Size bir de izlemek istediğim filmlerden bahsedeyim, bir de izlediklerimden elbette; Size hiç bahsettim mi, bu blog yazları trans-blog oluyor, tamam tamam espri değildi ama dönüşümü açıklamak için kullandım. Trans-blog'tan kastım, şu an için Üniversite'den ve diğer garip ve garip olmayan durumlardan bahsettiğim bu blog şu an için sadece Günlüğümsü, yazları ise inanmayacaksınız ama Güneşte yaşayan garip yaratıklar gelip bloğu Film bloğuna dönüştürüyorlar, incelemeler yaptırıyorlar ZORLA!!! Oysa ki yapamam, film incelemesi yapamam, bildiğimi kendime saklayıp, gerçekten bir şey bilip bilmediğimden de bu sayede emin olamam, oysa aksini düşünüp "ya bir şey bilmiyorsam şu film hakkında" diye de iç geçirmeye devam ederdim, uzun sürmezdi. Filmler ve yönetmenler şöyleydi ;
Michael Haneke ;
-Funny Games 1999 : Film, yumurta isteyen bir gencin yumurtaları kırması ve diğer sakarlıkları yüzünden ev sahibinin pek misafirperver olmayan tutumlarına maruz kalmasıyla başlıyor, aslında öyle başlamıyor, önce ailenin klasik müzik dinlediğini ve otomobilllerinin arkasındaki Boot'tan da anlayabildiğimiz gibi tatile çıktıklarını hatta çok zengin olduklarını görüyoruz. Bir oğlan çocuğu, anne ve baba ve de sinirlerimi hoplatan, oturduğum koltuğun ıslanmasına neden olan -ki koltukta değil yatağımda uzanıyordum- koltukla olmayı diliyormuşum film izlerken, eve çıkarsam film izleyebileceğim rahat bi koltuk alcam, Spot'tan.

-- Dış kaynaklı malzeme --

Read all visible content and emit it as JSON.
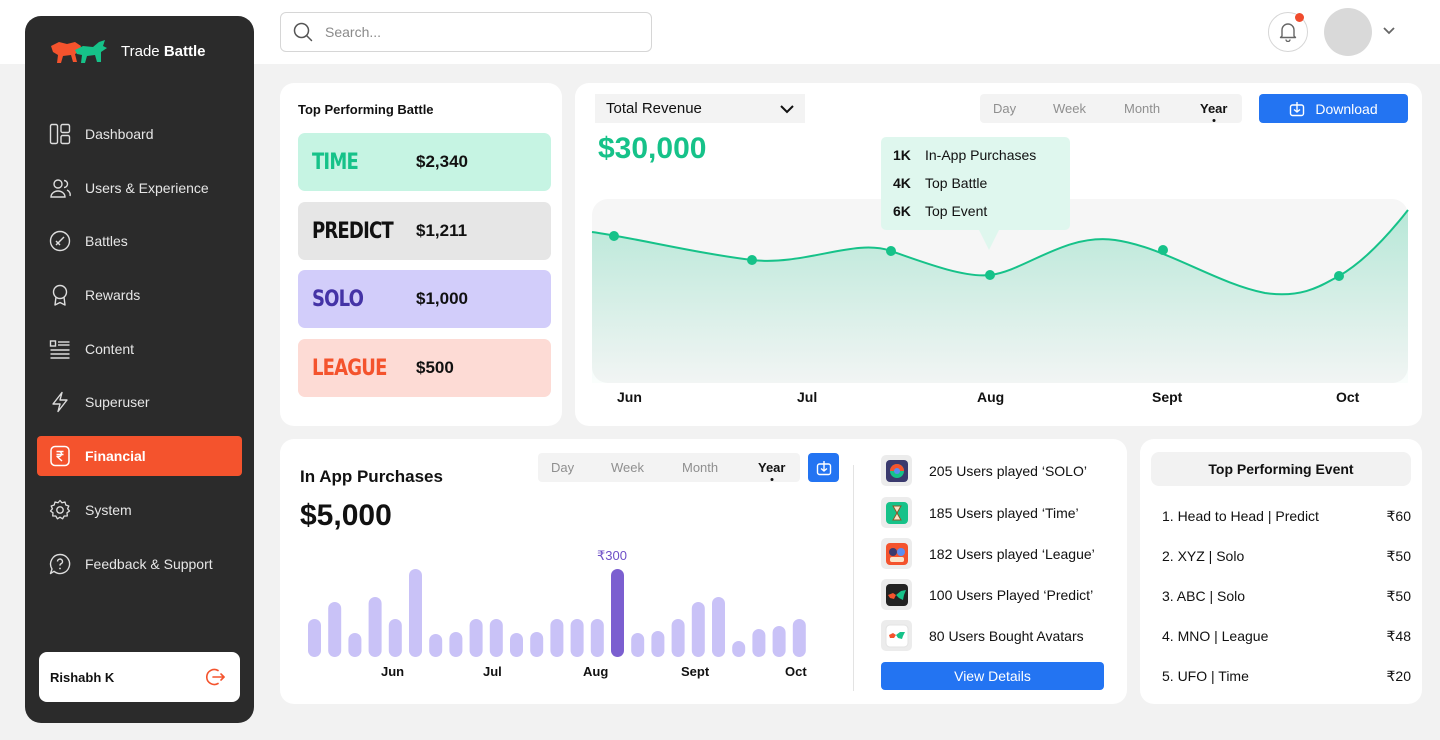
{
  "colors": {
    "accent": "#f4532d",
    "green": "#16c289",
    "blue": "#2374f2",
    "purple": "#c9c2f7",
    "purple_dark": "#7b5fd0"
  },
  "header": {
    "search_placeholder": "Search..."
  },
  "brand": {
    "name_light": "Trade",
    "name_bold": "Battle"
  },
  "sidebar": {
    "items": [
      {
        "label": "Dashboard",
        "icon": "dashboard-icon"
      },
      {
        "label": "Users & Experience",
        "icon": "users-icon"
      },
      {
        "label": "Battles",
        "icon": "battles-icon"
      },
      {
        "label": "Rewards",
        "icon": "rewards-icon"
      },
      {
        "label": "Content",
        "icon": "content-icon"
      },
      {
        "label": "Superuser",
        "icon": "lightning-icon"
      },
      {
        "label": "Financial",
        "icon": "rupee-icon",
        "active": true
      },
      {
        "label": "System",
        "icon": "gear-icon"
      },
      {
        "label": "Feedback & Support",
        "icon": "help-icon"
      }
    ],
    "user_name": "Rishabh K"
  },
  "top_battle": {
    "title": "Top Performing Battle",
    "rows": [
      {
        "name": "TIME",
        "amount": "$2,340"
      },
      {
        "name": "PREDICT",
        "amount": "$1,211"
      },
      {
        "name": "SOLO",
        "amount": "$1,000"
      },
      {
        "name": "LEAGUE",
        "amount": "$500"
      }
    ]
  },
  "revenue": {
    "dropdown": "Total Revenue",
    "periods": [
      "Day",
      "Week",
      "Month",
      "Year"
    ],
    "selected_period": "Year",
    "download_label": "Download",
    "total": "$30,000",
    "tooltip": [
      {
        "value": "1K",
        "label": "In-App Purchases"
      },
      {
        "value": "4K",
        "label": "Top Battle"
      },
      {
        "value": "6K",
        "label": "Top Event"
      }
    ],
    "months": [
      "Jun",
      "Jul",
      "Aug",
      "Sept",
      "Oct"
    ]
  },
  "in_app": {
    "title": "In App Purchases",
    "periods": [
      "Day",
      "Week",
      "Month",
      "Year"
    ],
    "selected_period": "Year",
    "total": "$5,000",
    "highlight_label": "₹300",
    "months": [
      "Jun",
      "Jul",
      "Aug",
      "Sept",
      "Oct"
    ],
    "bar_values": [
      38,
      55,
      24,
      60,
      38,
      88,
      23,
      25,
      38,
      38,
      24,
      25,
      38,
      38,
      38,
      88,
      24,
      26,
      38,
      55,
      60,
      16,
      28,
      31,
      38
    ],
    "highlight_index": 15,
    "users": [
      {
        "text": "205 Users played ‘SOLO’",
        "icon": "solo-thumb-icon"
      },
      {
        "text": "185 Users played ‘Time’",
        "icon": "time-thumb-icon"
      },
      {
        "text": "182 Users played ‘League’",
        "icon": "league-thumb-icon"
      },
      {
        "text": "100 Users Played ‘Predict’",
        "icon": "predict-thumb-icon"
      },
      {
        "text": "80 Users Bought Avatars",
        "icon": "avatar-thumb-icon"
      }
    ],
    "view_details_label": "View Details"
  },
  "top_event": {
    "title": "Top Performing Event",
    "events": [
      {
        "name": "1. Head to Head | Predict",
        "amount": "₹60"
      },
      {
        "name": "2. XYZ | Solo",
        "amount": "₹50"
      },
      {
        "name": "3. ABC | Solo",
        "amount": "₹50"
      },
      {
        "name": "4. MNO | League",
        "amount": "₹48"
      },
      {
        "name": "5. UFO | Time",
        "amount": "₹20"
      }
    ]
  }
}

-Der Siebente Kontinent : Her şey yolunda, hayat çok güzel dimi? Hayır. Bu aile istediği her şeye sahip, sorunlu bir çocukları bile var. Peki, size şöyle söyliyim, bir arkadaşınız var ve ODTÜ de okuyor resimle müzikle ilgili, bunların yanında okulun Amerikan Futbolu takımında :O Ve kızların gözdesi. Bir gün karar alır ve mezuniyetinden önce siyanürle intihar eder, vücudu maviye dönmüştür. Siz, arkadaşınızın son halini hatırlaya durun, neden intihar ettiği varsayımları havada uçuşadursun, hatta havada çarpışsınlar, bu da böyle bir filmdi.
Krzystof Kieslowski ; Kuzenimin -aylardır- 3 Renk izlemelisin, sen bu tür filmleri seviyorsun, ısrarlarına rağmen izleme fırsatı bulamamıştım yine bulamadım, buldum ama devam etmek istemedim, ağzımdan acımsı tadı atmam gerek, Haneke ile aldattım Kieslowski'yi bir Alman'ı bir Polonya'lıyla, oysa savaş...
-Double Life of Veronique : Veronique denen kadının güzelliği, sesindeki güzellik ve diğer bütün güzellikler bir aradayken, yaşam ölüm ve kader? Kader değil belki ama Kieslowski tesadüfleri seviyor, son tahlilim budur. Hayatta bazen başımıza gelenler, alacağımız kararları etkiler- başımıza gelenler bizim yüzümüzden gelmemiştir ama alınan kararlar tamamen bizim özgür irademize aittir, gibi bir yönetmen.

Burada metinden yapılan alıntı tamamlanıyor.